Not being from the US, I had this idea in my head that the Americans with Disabilities Act (ADA) must be awesome. I mean, come on! It’s been 20 years now! Ramps to every building, disability friendly policies, accessible washrooms in every hotel lobby! I get all starry-eyed just thinking about it.
People with disabilities who have actually been in the US are probably either rolling their eyes or giggling at my naivety.
In the last few weeks, I’ve read about airlines being fined for not following the ADA, despite repeated complaints from customers that they hadn’t been, continuing issues with post-secondary education, online content, and accessibility for students who are blind or otherwise vision-impaired (no mention of blind or visually impaired teachers) and students needing to sue in order to get attention to the fact that the new content delivery system was not accessible to them (again, no mention of blind or visually impaired teachers), the Attorney General of Massachusetts needing to step in to demand movie theater chains provide accessible content in all their theaters… The list goes on, while “advocates” tell people with disabilities not to sue because it upsets the non-disabled when they do.
And maybe those “advocates” have a point. Because even though one can find example after example after example of law suits – threatened or actually carried out – before businesses, universities, and even government offices will follow the ADA and “allow” people with disabilities the “rights” they’re guaranteed in the US, some folks still feel the need to produce opinion pieces claiming these lawsuits are frivolous and that the people who take them on are parasites (Content Warning: John Stossel).
Under the ADA, Olson notes, fairness does not mean treating disabled people the same as non-disabled people. Rather it means accommodating them. In other words, the law requires that people be treated unequally.
The law has also unleashed a landslide of lawsuits by “professional litigants” who file a hundred suits at a time. Disabled people visit businesses to look for violations, but instead of simply asking that a violation be corrected, they partner with lawyers who (legally) extort settlement money from the businesses.
Some disabled people have benefited from changes effected by the ADA, but the costs are rarely accounted for. If a small business has to lay off an employee to afford the added expense of accommodating the disabled, is that a good thing — especially if, say, customers in wheelchairs are rare? Extra-wide bathroom stalls that reduce the overall number of toilets are only some of the unaccounted-for costs of the ADA. And since ADA modification requirements are triggered by renovation, the law could actually discourage businesses from making needed renovations as a way of avoiding the expense.
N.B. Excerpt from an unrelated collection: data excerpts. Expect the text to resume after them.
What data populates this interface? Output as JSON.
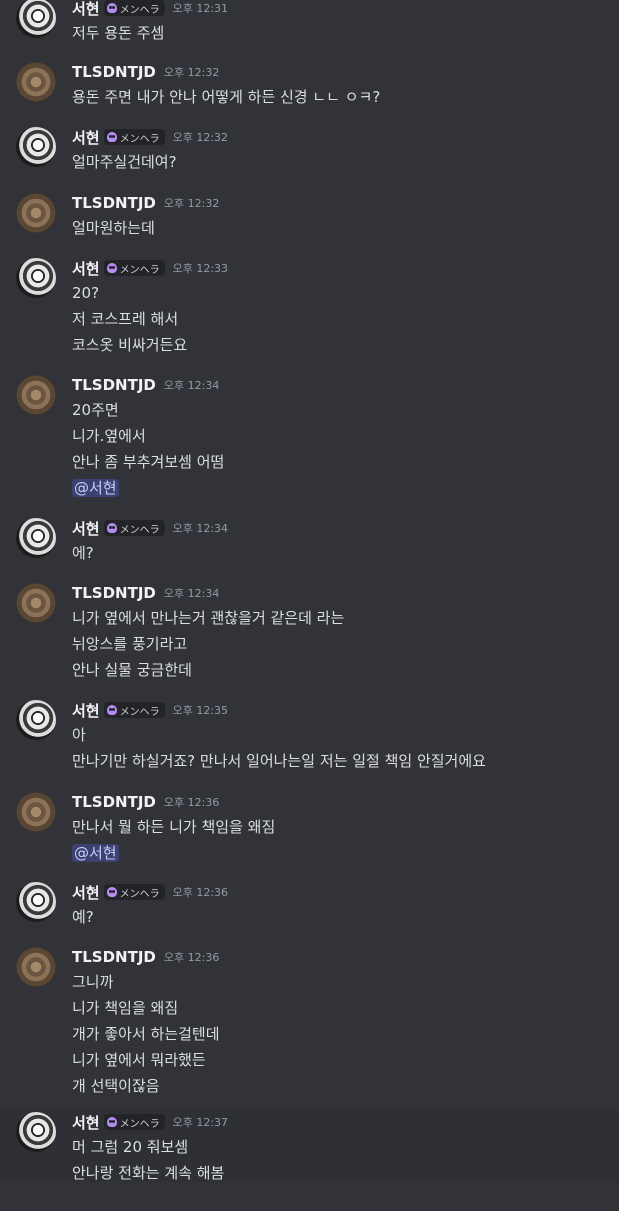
{
  "users": {
    "seohyun": {
      "name": "서현",
      "badge": "メンヘラ",
      "badge_icon": "skull-icon",
      "badge_color": "#b48cf0"
    },
    "tlsdntjd": {
      "name": "TLSDNTJD"
    }
  },
  "messages": [
    {
      "author": "서현",
      "badge": "メンヘラ",
      "time": "오후 12:31",
      "lines": [
        "저두 용돈 주셈"
      ]
    },
    {
      "author": "TLSDNTJD",
      "time": "오후 12:32",
      "lines": [
        "용돈 주면 내가 안나 어떻게 하든 신경 ㄴㄴ ㅇㅋ?"
      ]
    },
    {
      "author": "서현",
      "badge": "メンヘラ",
      "time": "오후 12:32",
      "lines": [
        "얼마주실건데여?"
      ]
    },
    {
      "author": "TLSDNTJD",
      "time": "오후 12:32",
      "lines": [
        "얼마원하는데"
      ]
    },
    {
      "author": "서현",
      "badge": "メンヘラ",
      "time": "오후 12:33",
      "lines": [
        "20?",
        "저 코스프레 해서",
        "코스옷 비싸거든요"
      ]
    },
    {
      "author": "TLSDNTJD",
      "time": "오후 12:34",
      "lines": [
        "20주면",
        "니가.옆에서",
        "안나 좀 부추겨보셈 어떰"
      ],
      "mention": "@서현"
    },
    {
      "author": "서현",
      "badge": "メンヘラ",
      "time": "오후 12:34",
      "lines": [
        "에?"
      ]
    },
    {
      "author": "TLSDNTJD",
      "time": "오후 12:34",
      "lines": [
        "니가 옆에서 만나는거 괜찮을거 같은데 라는",
        "뉘앙스를 풍기라고",
        "안나 실물 궁금한데"
      ]
    },
    {
      "author": "서현",
      "badge": "メンヘラ",
      "time": "오후 12:35",
      "lines": [
        "아",
        "만나기만 하실거죠? 만나서 일어나는일 저는 일절 책임 안질거에요"
      ]
    },
    {
      "author": "TLSDNTJD",
      "time": "오후 12:36",
      "lines": [
        "만나서 뭘 하든 니가 책임을 왜짐"
      ],
      "mention": "@서현"
    },
    {
      "author": "서현",
      "badge": "メンヘラ",
      "time": "오후 12:36",
      "lines": [
        "예?"
      ]
    },
    {
      "author": "TLSDNTJD",
      "time": "오후 12:36",
      "lines": [
        "그니까",
        "니가 책임을 왜짐",
        "개가 좋아서 하는걸텐데",
        "니가 옆에서 뭐라했든",
        "개 선택이잖음"
      ]
    },
    {
      "author": "서현",
      "badge": "メンヘラ",
      "time": "오후 12:37",
      "lines": [
        "머 그럼 20 줘보셈",
        "안나랑 전화는 계속 해봄"
      ]
    }
  ]
}
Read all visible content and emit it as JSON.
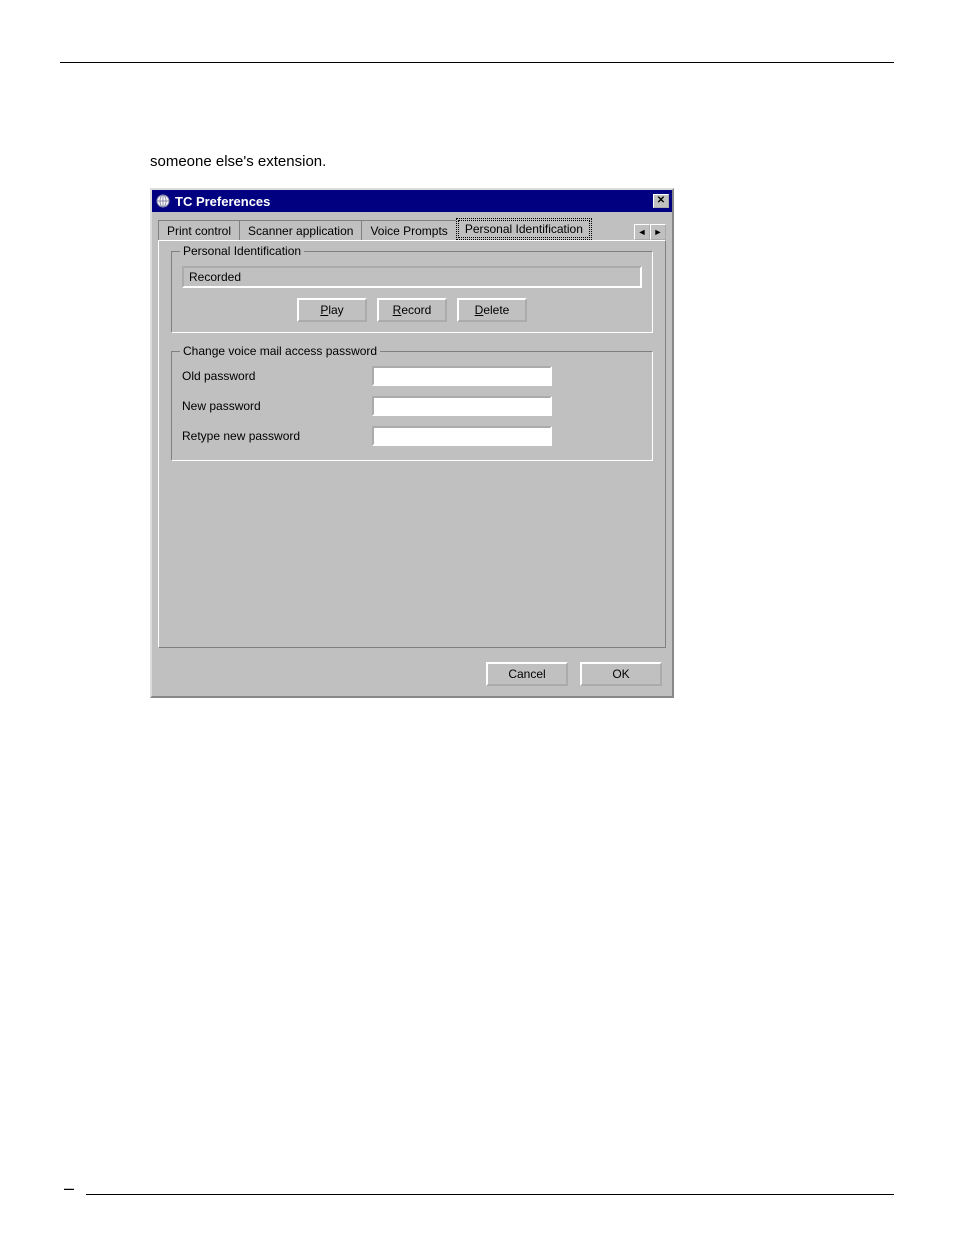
{
  "page": {
    "intro": "someone else's extension."
  },
  "dialog": {
    "title": "TC Preferences",
    "tabs": [
      "Print control",
      "Scanner application",
      "Voice Prompts",
      "Personal Identification"
    ],
    "active_tab_index": 3,
    "group1": {
      "legend": "Personal Identification",
      "status": "Recorded",
      "buttons": {
        "play": "Play",
        "record": "Record",
        "delete": "Delete"
      }
    },
    "group2": {
      "legend": "Change voice mail access password",
      "old_label": "Old password",
      "new_label": "New password",
      "retype_label": "Retype new password",
      "old_value": "",
      "new_value": "",
      "retype_value": ""
    },
    "footer": {
      "cancel": "Cancel",
      "ok": "OK"
    }
  }
}
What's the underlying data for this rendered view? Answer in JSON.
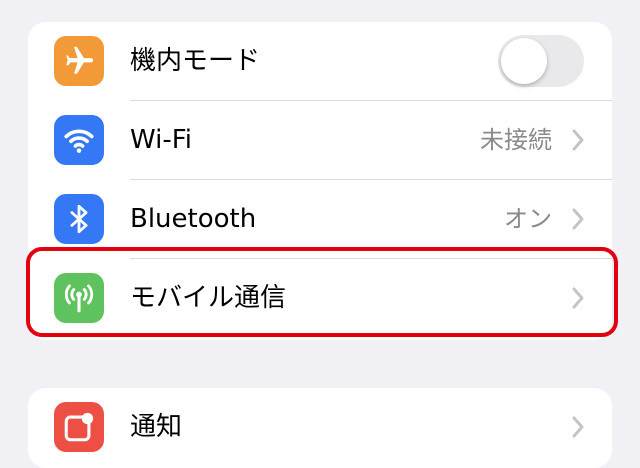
{
  "settings": {
    "group1": [
      {
        "id": "airplane",
        "label": "機内モード",
        "icon": "airplane-icon",
        "icon_color": "#f29a38",
        "control": "toggle",
        "toggle_on": false
      },
      {
        "id": "wifi",
        "label": "Wi-Fi",
        "icon": "wifi-icon",
        "icon_color": "#3478f6",
        "value": "未接続",
        "control": "chevron"
      },
      {
        "id": "bluetooth",
        "label": "Bluetooth",
        "icon": "bluetooth-icon",
        "icon_color": "#3478f6",
        "value": "オン",
        "control": "chevron"
      },
      {
        "id": "cellular",
        "label": "モバイル通信",
        "icon": "antenna-icon",
        "icon_color": "#5ec35f",
        "control": "chevron",
        "highlighted": true
      }
    ],
    "group2": [
      {
        "id": "notifications",
        "label": "通知",
        "icon": "notifications-icon",
        "icon_color": "#ee4f44",
        "control": "chevron"
      }
    ]
  },
  "colors": {
    "background": "#f0f0f5",
    "highlight_border": "#e3000f",
    "secondary_text": "#8a8a8e",
    "chevron": "#c4c4c7"
  }
}
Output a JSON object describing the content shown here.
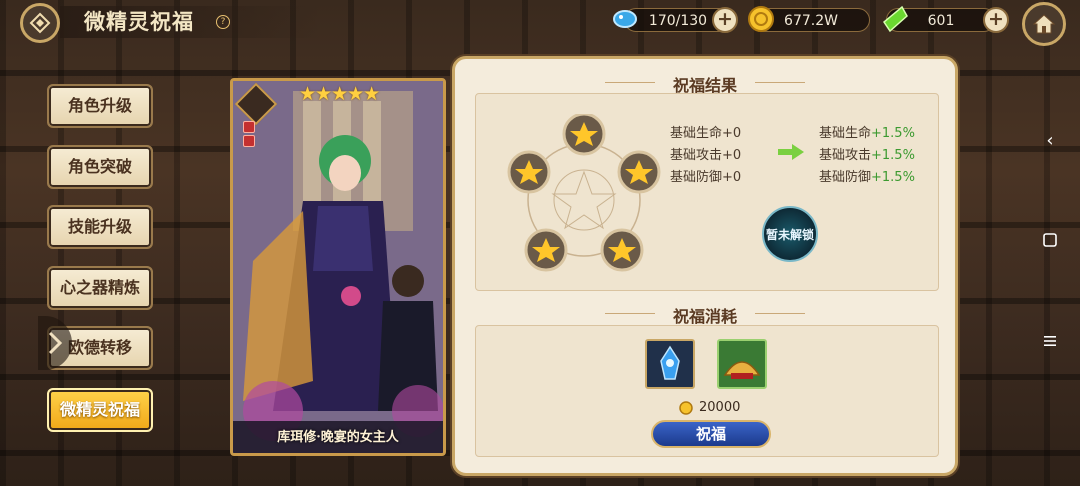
{
  "header": {
    "title": "微精灵祝福",
    "help": "?"
  },
  "resources": {
    "energy": "170/130",
    "gold": "677.2W",
    "gems": "601"
  },
  "menu": {
    "items": [
      {
        "label": "角色升级"
      },
      {
        "label": "角色突破"
      },
      {
        "label": "技能升级"
      },
      {
        "label": "心之器精炼"
      },
      {
        "label": "欧德转移"
      },
      {
        "label": "微精灵祝福",
        "active": true
      }
    ]
  },
  "card": {
    "name": "库珥修·晚宴的女主人",
    "stars": "★★★★★"
  },
  "result": {
    "title": "祝福结果",
    "current": [
      {
        "label": "基础生命",
        "value": "+0"
      },
      {
        "label": "基础攻击",
        "value": "+0"
      },
      {
        "label": "基础防御",
        "value": "+0"
      }
    ],
    "next": [
      {
        "label": "基础生命",
        "value": "+1.5%"
      },
      {
        "label": "基础攻击",
        "value": "+1.5%"
      },
      {
        "label": "基础防御",
        "value": "+1.5%"
      }
    ],
    "locked_label": "暂未解锁"
  },
  "cost": {
    "title": "祝福消耗",
    "items": [
      {
        "icon": "crystal-creature-icon"
      },
      {
        "icon": "gold-pile-icon"
      }
    ],
    "coin_amount": "20000",
    "button": "祝福"
  },
  "colors": {
    "accent_gold": "#c9a766",
    "positive": "#3c9a30",
    "active_button": "#f1a818"
  }
}
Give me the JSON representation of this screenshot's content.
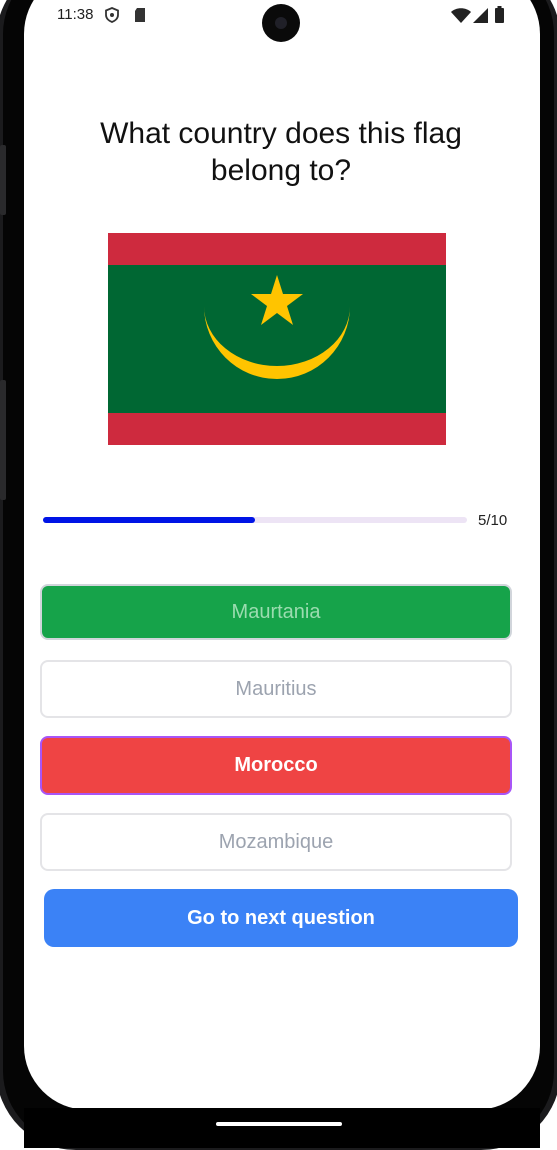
{
  "status_bar": {
    "time": "11:38",
    "left_icons": [
      "shield-icon",
      "sd-card-icon"
    ],
    "right_icons": [
      "wifi-icon",
      "signal-icon",
      "battery-icon"
    ]
  },
  "quiz": {
    "question": "What country does this flag belong to?",
    "flag": {
      "country_icon": "mauritania-flag",
      "colors": {
        "red": "#CE2A3E",
        "green": "#006733",
        "gold": "#FFC400"
      }
    },
    "progress": {
      "current": 5,
      "total": 10,
      "fraction": 0.5,
      "label": "5/10"
    },
    "options": [
      {
        "label": "Maurtania",
        "state": "correct"
      },
      {
        "label": "Mauritius",
        "state": "neutral"
      },
      {
        "label": "Morocco",
        "state": "selected-wrong"
      },
      {
        "label": "Mozambique",
        "state": "neutral"
      }
    ],
    "next_button_label": "Go to next question"
  },
  "colors": {
    "correct": "#16A34A",
    "wrong": "#EF4444",
    "selected_border": "#A855F7",
    "primary_button": "#3B82F6",
    "progress_fill": "#0014E6"
  }
}
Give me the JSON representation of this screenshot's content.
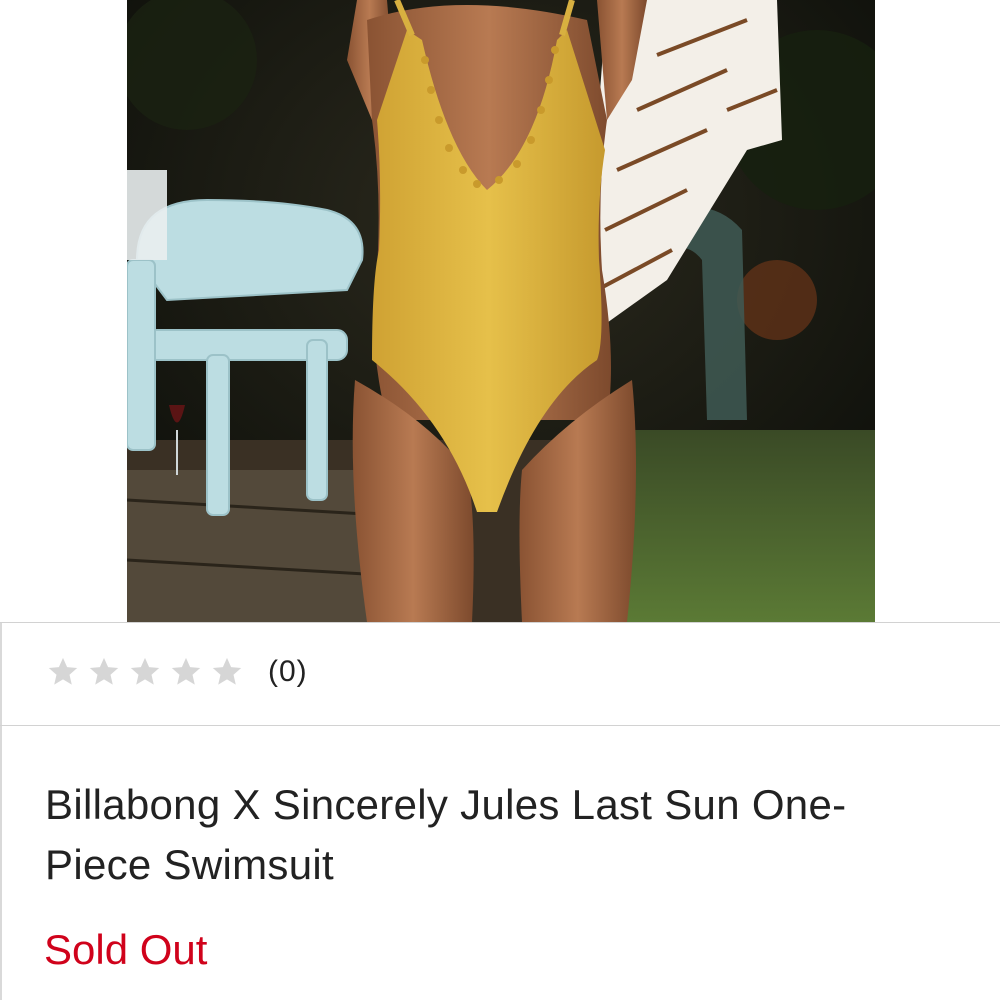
{
  "product": {
    "image": {
      "description_icon": "product-photo",
      "swimsuit_color": "#e0b53c"
    },
    "rating": {
      "stars_total": 5,
      "stars_filled": 0,
      "count_label": "(0)",
      "star_color": "#d6d6d6"
    },
    "title": "Billabong X Sincerely Jules Last Sun One-Piece Swimsuit",
    "availability": {
      "label": "Sold Out",
      "color": "#d0021b"
    }
  }
}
I feel like I’ve taken apart aspects of this argument before, mostly because it seems the arguments get repeated over and over until one wants to make a Bingo Card and be done with it. But, to save me some keystrokes: Let’s Bust Some Myths: People with disabilities just want to sue the world into compliance (there’s a transcript to the video linked there in the comments [1. Back when I wrote this I felt like I was making a very witty point by not “choosing” to be “nice” and putting the transcript up – if you wait for people to be “nice” then you wait a long time! I wouldn’t do that now because I think it’s shitty to make people sit around and wait so I can score some sort of political point.]), Needs Are Not Special and Accommodation is not “Special Treatment” (written by s.e.), Why Being Nice Isn’t Enough (which is meant to address the “just ask for accommodations!” part), “Bad Cripple” – you know, the fakers who are just scamming the incredibly generous disability system for the huge cheques they can rake in – oh, and we’ve got multiple posts just here at FWD about workplace accommodations being treated like a huge drama and a favour that doesn’t need to be granted rather than a right, people who work with actual people with disabilities assuming all people on prescription drugs are dangerous addicts, and how the opposite of disabled is not employable.
I think my favourite bit of the quote above, though, is the “If a small business has to lay off an employee to afford the added expense of accommodating the disabled, is that a good thing — especially if, say, customers in wheelchairs are rare?” I love that sentence, I want to cross stitch it on a little sampler and hang it up on my wall.
A Very Short List Of Businesses You Are Unlikely To See Wheelchair Users In:
1. Ones that don’t have a ramp to allow access to wheelchair users.
Seriously, that’s the basic criteria for shopping in this one-wheelchair-user household. We choose our restaurants, our coffee shops, our bookstores, our yarn stores, our sex toy shops, our grocery stores, our housing, our favourite tea place all on whether or not the shops themselves allow wheelchair users to enter. We don’t even go to one of the malls in the city because half the shops are too crowded to allow wheelchair user, so yes, John Stossel, if your business doesn’t accommodate wheelchair users chances are you don’t have many customers who are wheelchair users.
(Gentle reader, I cannot believe I just typed that sentence 20 years after the ADA passed into law.)
Honestly, that John Stossel is paid actual money to write opinion pieces that amount to “cripples are just sue-happy freaks, the ADA is why the Exxon oil spill happened, and service animals like snakes are ruining it for everyone else” – especially while service animals are constantly being turned away illegally – is especially irritating when we’re still fighting for something as simple as the right to be paid minimum wage for our work.